Education et scolarité
30 juin 2015

Aurélie, 14 ans, combat ses addictions

Aurélie, 14 ans, est accueillie en 2009 dans un internat d’Apprentis d’Auteuil. Son comportement violent et addictif est révélateur d’un profond mal-être et d’une relation troublée avec sa mère. Récit.

Aurélie (1), 14 ans, arrive à l’internat éducatif et scolaire d’Apprentis d’Auteuil à la rentrée 2009 sur les conseils de l’assistance sociale qui suit la famille. « Elle était souvent livrée à elle-même compte tenu des horaires de sa maman qui travaillait dans une brasserie », se souvient son éducatrice. Scolarisée en 4ème au collège de la fondation dont dépend  l’internat, Aurélie s’en sort plutôt bien, en dépit de quelques difficultés au niveau scolaire. C’est son attitude qui inquiète le plus les enseignants, car elle renvoie l’image d’une jeune fille mélancolique, voire dépressive.
Les premiers mois se passent bien. Mais l’équipe éducative apprend que le week-end, lorsqu’elle rentre chez elle, la jeune adolescente consomme tabac, alcool et cannabis en grande quantité, sans que sa mère s’en émeuve. Cette mise en danger est révélatrice d’un profond mal-être. Et d’une relation troublée avec sa mère qui la prend comme confidente et la considère comme une adulte.

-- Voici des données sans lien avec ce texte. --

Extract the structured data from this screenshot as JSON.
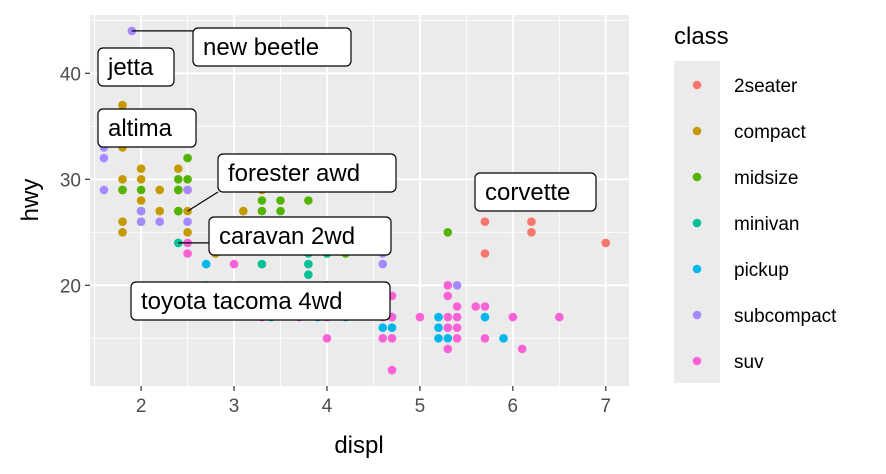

« J’existe, occupez-vous de moi !"

« Aurélie disait qu’elle l’aimait profondément et dans la même phrase, qu’elle lui en voulait de la laisser seule. Le papa étant très malade, elle ne le voyait pas non plus.» L’équipe éducative se fait aider par l’infirmière de l’établissement et par une association locale spécialisée dans les addictions. "Elle se mettait parfois dans un état de grande excitation. Elle tenait aussi des propos violents. Ces comportements excessifs étaient un moyen de dire: « J’existe, occupez-vous de moi !" L’équipe travaille pendant plusieurs mois pour instaurer un climat de confiance. « Nous faisions en sorte de valoriser ses résultats scolaires et d’être à son écoute lorsqu’elle n’allait pas bien. » Aurélie est également suivie par un psychiatre. De son côté, sa mère continue de minimiser la situation. « Nous avons fait tout un travail également avec elle pour lui faire comprendre qu’Aurélie était encore jeune et avait besoin d’un cadre. » 

Découverte d'une autre culture

Au fil des mois, Aurélie parvient à réduire ses addictions. Son projet professionnel se dessine. À la fin de la 3ème, elle décide de faire un CAP peinture au lycée professionnel situé sur le même site. Puis, à l’été 2012, elle part pour un chantier de solidarité international de trois semaines au Bénin. "Lui confier la responsabilité des travaux de peinture l’a responsabilisée et l’a valorisée », se souvient l’éducatrice. Aurélie découvre aussi une autre réalité : « Lorsqu’un jeune Béninois lui a expliqué qu’il marchait une heure trente pour aller à l’école, cela lui a ouvert les yeux sur sa situation en France." L’année suivante, Aurélie obtient son CAP. "Elle est devenue une jeune femme beaucoup plus apaisée. Puis elle a quitté la fondation pour préparer un brevet professionnel dans sa branche. Elle revenait de loin, car à un moment elle aurait pu basculer dans la délinquance. Tout n’a pas été réglé d’un coup de baguette magique, mais elle avait un élan de vie très fort." Aujourd’hui, Aurélie a 18 ans et envisage de s’installer dans son propre appartement.  (1) Dans un souci de confidentialité, le prénom a été changé. Les lieux ne sont pas identifiés et le témoignage des professionnels reste anonyme.